When Canadian firm CHC took over the coastguard contract in 2007 it brought in new Sikorsky S92 aircraft with new call signs, but continued using the name Oscar Charlie informally.

However since Bristow won the contract back last year the name has fallen into disuse, the coastguard service using the operating name Rescue 102 when reporting incidents.

On Friday Bristow said they intended to “honour the legacy of Shetland’s much-loved search and rescue helicopter Oscar Charlie by naming their new state-of-the-art Sikorsky S-92 SAR aircraft after it”.

The coastguard’s two Shetland helicopters will retain their existing call signs MCGC and MCGB, but the main chopper will now carry the name Oscar Charlie in the same way a boat has its own name as well as its registration number.

The naming ceremony will include local MP Alistair Carmichael, who worked hard to retain the Lerwick coastguard station when the UK government threatened it with closure in 2010.

He will be joined by Maritime & Coastguard Agency chief executive Sir Alan Massey and Bristow’s director of UK search and rescue Samantha Willenbacher.

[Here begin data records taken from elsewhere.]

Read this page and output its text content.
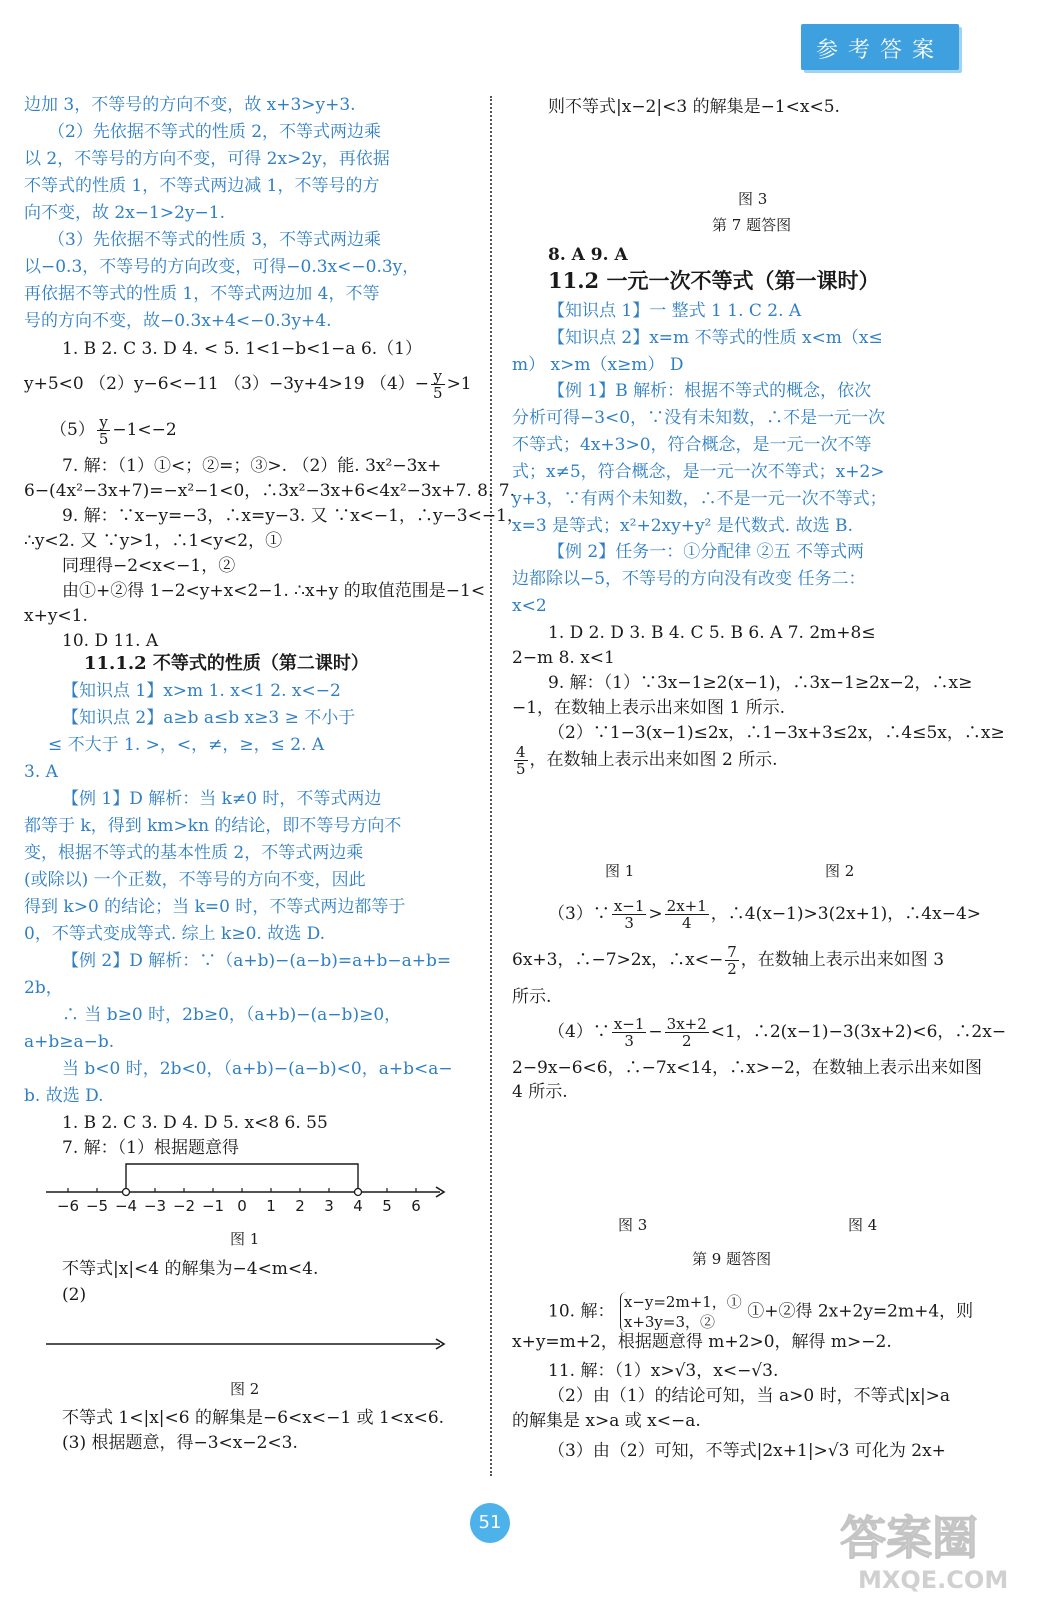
参考答案
边加 3，不等号的方向不变，故 x+3>y+3.
（2）先依据不等式的性质 2，不等式两边乘
以 2，不等号的方向不变，可得 2x>2y，再依据
不等式的性质 1，不等式两边减 1，不等号的方
向不变，故 2x−1>2y−1.
（3）先依据不等式的性质 3，不等式两边乘
以−0.3，不等号的方向改变，可得−0.3x<−0.3y，
再依据不等式的性质 1，不等式两边加 4，不等
号的方向不变，故−0.3x+4<−0.3y+4.
1. B 2. C 3. D 4. < 5. 1<1−b<1−a 6.（1）
y+5<0 （2）y−6<−11 （3）−3y+4>19 $(4)- \frac{y}{5} >1$
$(5) \frac{y}{5} -1<-2$
7. 解：（1）①<；②=；③>. （2）能. 3x²−3x+
6−(4x²−3x+7)=−x²−1<0，∴3x²−3x+6<4x²−3x+7. 8. 7.
9. 解：∵x−y=−3，∴x=y−3. 又 ∵x<−1，∴y−3<−1，
∴y<2. 又 ∵y>1，∴1<y<2，①
同理得−2<x<−1，②
由①+②得 1−2<y+x<2−1. ∴x+y 的取值范围是−1<
x+y<1.
10. D 11. A
11.1.2 不等式的性质（第二课时）
【知识点 1】x>m 1. x<1 2. x<−2
【知识点 2】a≥b a≤b x≥3 ≥ 不小于
≤ 不大于 1. >，<，≠，≥，≤ 2. A
3. A
【例 1】D 解析：当 k≠0 时，不等式两边
都等于 k，得到 km>kn 的结论，即不等号方向不
变，根据不等式的基本性质 2，不等式两边乘
(或除以) 一个正数，不等号的方向不变，因此
得到 k>0 的结论；当 k=0 时，不等式两边都等于
0，不等式变成等式. 综上 k≥0. 故选 D.
【例 2】D 解析：∵（a+b)−(a−b)=a+b−a+b=
2b，
∴ 当 b≥0 时，2b≥0，（a+b)−(a−b)≥0，
a+b≥a−b.
当 b<0 时，2b<0，（a+b)−(a−b)<0，a+b<a−
b. 故选 D.
1. B 2. C 3. D 4. D 5. x<8 6. 55
7. 解：（1）根据题意得
−6 −5 −4 −3 −2 −1 0 1 2 3 4 5 6
图 1
不等式|x|<4 的解集为−4<m<4.
(2)
图 2
不等式 1<|x|<6 的解集是−6<x<−1 或 1<x<6.
(3) 根据题意，得−3<x−2<3.
则不等式|x−2|<3 的解集是−1<x<5.
图 3
第 7 题答图
8. A 9. A
11.2 一元一次不等式（第一课时）
【知识点 1】一 整式 1 1. C 2. A
【知识点 2】x=m 不等式的性质 x<m（x≤
m） x>m（x≥m） D
【例 1】B 解析：根据不等式的概念，依次
分析可得−3<0，∵没有未知数，∴不是一元一次
不等式；4x+3>0，符合概念，是一元一次不等
式；x≠5，符合概念，是一元一次不等式；x+2>
y+3，∵有两个未知数，∴不是一元一次不等式；
x=3 是等式；x²+2xy+y² 是代数式. 故选 B.
【例 2】任务一：①分配律 ②五 不等式两
边都除以−5，不等号的方向没有改变 任务二：
x<2
1. D 2. D 3. B 4. C 5. B 6. A 7. 2m+8≤
2−m 8. x<1
9. 解：（1）∵3x−1≥2(x−1)，∴3x−1≥2x−2，∴x≥
−1，在数轴上表示出来如图 1 所示.
（2）∵1−3(x−1)≤2x，∴1−3x+3≤2x，∴4≤5x，∴x≥
$\frac{4}{5}$ ，在数轴上表示出来如图 2 所示.
图 1	图 2
（3）∵ $\frac{x-1}{3} > \frac{2x+1}{4}$ ，∴4(x−1)>3(2x+1)，∴4x−4>
6x+3，∴−7>2x，∴x<− $\frac{7}{2}$ ，在数轴上表示出来如图 3
所示.
（4）∵ $\frac{x-1}{3} - \frac{3x+2}{2} <1$，∴2(x−1)−3(3x+2)<6，∴2x−
2−9x−6<6，∴−7x<14，∴x>−2，在数轴上表示出来如图
4 所示.
图 3	图 4
第 9 题答图
10. 解： x−y=2m+1，①
x+3y=3，②
①+②得 2x+2y=2m+4，则
x+y=m+2，根据题意得 m+2>0，解得 m>−2.
11. 解：（1）x>√3，x<−√3.
（2）由（1）的结论可知，当 a>0 时，不等式|x|>a
的解集是 x>a 或 x<−a.
（3）由（2）可知，不等式|2x+1|>√3 可化为 2x+
51	答案圈
MXQE.COM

The first pilot to fly Oscar Charlie for Shetland coastguard was Gordon Mitchell, who welcomed the decision to bring back her old name.

“I think it’s great because everyone knew Oscar Charlie and having another aircraft flying around for the coastguard just doesn’t seem right somehow,” he said.

The original Oscar Charlie started flying in 1976 for the British National Oil Company (BNOC) on the North Sea’s Thistle field, before coming to Shetland in 1985 after being modified for coastguard work.

Mitchell flew it on many missions, including the 1986 Chinook crash off Sumburgh, the Piper Alpha disaster in 1988 and the Braer oil spill in 1993, along with innumerable incidents off the Shetland coast for which its crew gained national recognition.